Victoria put it this way: "I feel so alone in my marriage, like I did growing up. I don't think my parents cared much about me. They would argue or threaten to separate. Eventually, my father left when I was ten and never came back. My therapist says my fear of abandonment is triggered by Esteban's withdrawal and I know she's right. But it's hard to give him space when I need reassurance."


Esteban reflects, "When Victoria gets clingy and points out my flaws, like not paying attention to her, it makes me feel trapped and discouraged. So, I just walk away."


What I explained to Victoria and Esteban is that we tend to have a composite image of people who have influenced us in the past - their appearance, personality, tone of voice, behavior and others. features. People often gravitate toward relationships that resemble their parents or the way their parents treated them.


For example, you might choose someone who is emotionally distant because one of your parents was. Psychoanalysts call this the “repetition compulsion.” It is an unconscious tendency to want to repair the past, to recreate it, to improve it.


INACCURATE CHILDHOOD MEMORIES AND UNREALISTIC EXPECTATIONS

Everyone has assumptions about how romantic relationships work based on past experiences. These assumptions, which include how others treat you, can lead to unrealistic expectations, misunderstandings and disappointments.


Most people enter marriage with unrealistic expectations that their partner will provide them with a sense of completeness.

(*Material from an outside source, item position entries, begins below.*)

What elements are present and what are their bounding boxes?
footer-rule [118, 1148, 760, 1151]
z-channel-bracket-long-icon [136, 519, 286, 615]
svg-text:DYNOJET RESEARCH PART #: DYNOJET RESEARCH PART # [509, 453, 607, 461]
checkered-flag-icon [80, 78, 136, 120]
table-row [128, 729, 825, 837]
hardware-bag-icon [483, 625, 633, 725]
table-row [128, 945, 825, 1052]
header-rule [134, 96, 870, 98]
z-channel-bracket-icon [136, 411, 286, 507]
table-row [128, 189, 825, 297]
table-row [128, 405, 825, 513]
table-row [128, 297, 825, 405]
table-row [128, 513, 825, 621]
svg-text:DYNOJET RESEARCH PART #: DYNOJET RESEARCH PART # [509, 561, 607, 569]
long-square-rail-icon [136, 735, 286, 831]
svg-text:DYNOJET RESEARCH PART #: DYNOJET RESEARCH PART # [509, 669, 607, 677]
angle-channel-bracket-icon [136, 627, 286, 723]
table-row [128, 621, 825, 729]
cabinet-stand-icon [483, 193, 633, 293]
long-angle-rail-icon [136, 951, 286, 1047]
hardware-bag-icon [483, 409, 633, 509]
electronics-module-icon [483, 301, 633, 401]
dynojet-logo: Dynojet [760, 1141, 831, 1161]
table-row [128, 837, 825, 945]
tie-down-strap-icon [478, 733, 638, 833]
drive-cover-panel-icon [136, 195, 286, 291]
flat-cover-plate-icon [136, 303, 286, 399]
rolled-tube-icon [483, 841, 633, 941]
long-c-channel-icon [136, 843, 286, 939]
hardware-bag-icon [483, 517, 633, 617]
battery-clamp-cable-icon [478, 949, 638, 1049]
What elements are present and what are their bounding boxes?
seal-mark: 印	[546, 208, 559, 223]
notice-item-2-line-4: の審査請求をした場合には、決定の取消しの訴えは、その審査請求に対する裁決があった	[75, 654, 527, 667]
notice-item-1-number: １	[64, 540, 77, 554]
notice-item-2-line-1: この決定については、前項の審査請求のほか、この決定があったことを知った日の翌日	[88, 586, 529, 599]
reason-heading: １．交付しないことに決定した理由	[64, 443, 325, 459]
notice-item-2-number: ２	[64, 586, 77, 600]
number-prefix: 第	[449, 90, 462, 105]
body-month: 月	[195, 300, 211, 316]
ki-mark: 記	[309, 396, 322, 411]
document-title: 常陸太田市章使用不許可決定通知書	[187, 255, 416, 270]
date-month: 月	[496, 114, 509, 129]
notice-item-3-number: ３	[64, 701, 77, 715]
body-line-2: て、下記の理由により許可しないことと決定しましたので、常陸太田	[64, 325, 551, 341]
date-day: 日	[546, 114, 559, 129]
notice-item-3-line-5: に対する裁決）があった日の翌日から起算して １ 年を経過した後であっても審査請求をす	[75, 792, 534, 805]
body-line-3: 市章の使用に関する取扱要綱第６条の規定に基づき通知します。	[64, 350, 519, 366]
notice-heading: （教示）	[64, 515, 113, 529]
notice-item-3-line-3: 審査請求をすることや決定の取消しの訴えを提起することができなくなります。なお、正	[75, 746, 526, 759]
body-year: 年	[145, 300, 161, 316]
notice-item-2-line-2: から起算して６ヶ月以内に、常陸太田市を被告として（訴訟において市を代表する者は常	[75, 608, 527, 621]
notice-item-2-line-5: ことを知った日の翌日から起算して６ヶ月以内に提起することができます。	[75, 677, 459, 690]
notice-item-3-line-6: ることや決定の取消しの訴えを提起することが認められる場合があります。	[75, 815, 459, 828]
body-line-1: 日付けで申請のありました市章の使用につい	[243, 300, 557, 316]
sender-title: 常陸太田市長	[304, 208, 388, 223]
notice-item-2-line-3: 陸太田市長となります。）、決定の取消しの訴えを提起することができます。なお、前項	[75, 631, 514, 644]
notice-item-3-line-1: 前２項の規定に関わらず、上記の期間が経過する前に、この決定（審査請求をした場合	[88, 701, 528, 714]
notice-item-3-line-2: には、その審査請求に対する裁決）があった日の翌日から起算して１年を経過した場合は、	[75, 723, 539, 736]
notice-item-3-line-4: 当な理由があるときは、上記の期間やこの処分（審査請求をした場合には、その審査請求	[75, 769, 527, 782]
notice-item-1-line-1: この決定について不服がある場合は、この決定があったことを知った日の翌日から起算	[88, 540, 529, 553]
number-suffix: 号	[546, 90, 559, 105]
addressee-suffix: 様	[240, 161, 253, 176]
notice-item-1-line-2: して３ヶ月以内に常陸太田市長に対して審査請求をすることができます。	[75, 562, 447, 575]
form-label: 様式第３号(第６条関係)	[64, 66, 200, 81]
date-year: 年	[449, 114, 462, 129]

They have a vague memory of their childhood and try to recreate it. In reality, even in families where parents have done their best to raise their children and maintain stability, there are a multitude of factors that can lead to problems.


Once Victoria and Esteban became aware of how differences in their attachment styles contributed to their arguing dynamics, they were able to discuss it and felt less affected. They learned to show empathy and understanding.


REALIZE

Most experts believe that the first step to emerging from the shadow of your past is to become aware. This means adopting a more realistic image of your childhood. To do this, talk to one of your parents, your siblings, or close friends. Try to keep an open mind, even if their memories of your childhood differ greatly from yours.


Next, consider how your childhood experiences affect how you perceive your partner's behavior. Pay close attention to how your parents handled conflict. Did they communicate effectively, argue for long periods of time, or sweep issues under the rug?


If they rarely spent time together discussing problems, it could cause you to overreact when your partner turns away from you.


Next, acknowledge the damage done during your childhood and focus on healing rather than blaming. Become aware of how unhealthy dynamics from your upbringing may influence the way you think about your partner. You can develop a more accepting perspective by focusing on their strengths rather than their flaws. Create a plan to repair the damage caused. For example, consider couples therapy and read books together, such as "Eight Meetings for a Happy Couple's Life" by Dr. John Gottman.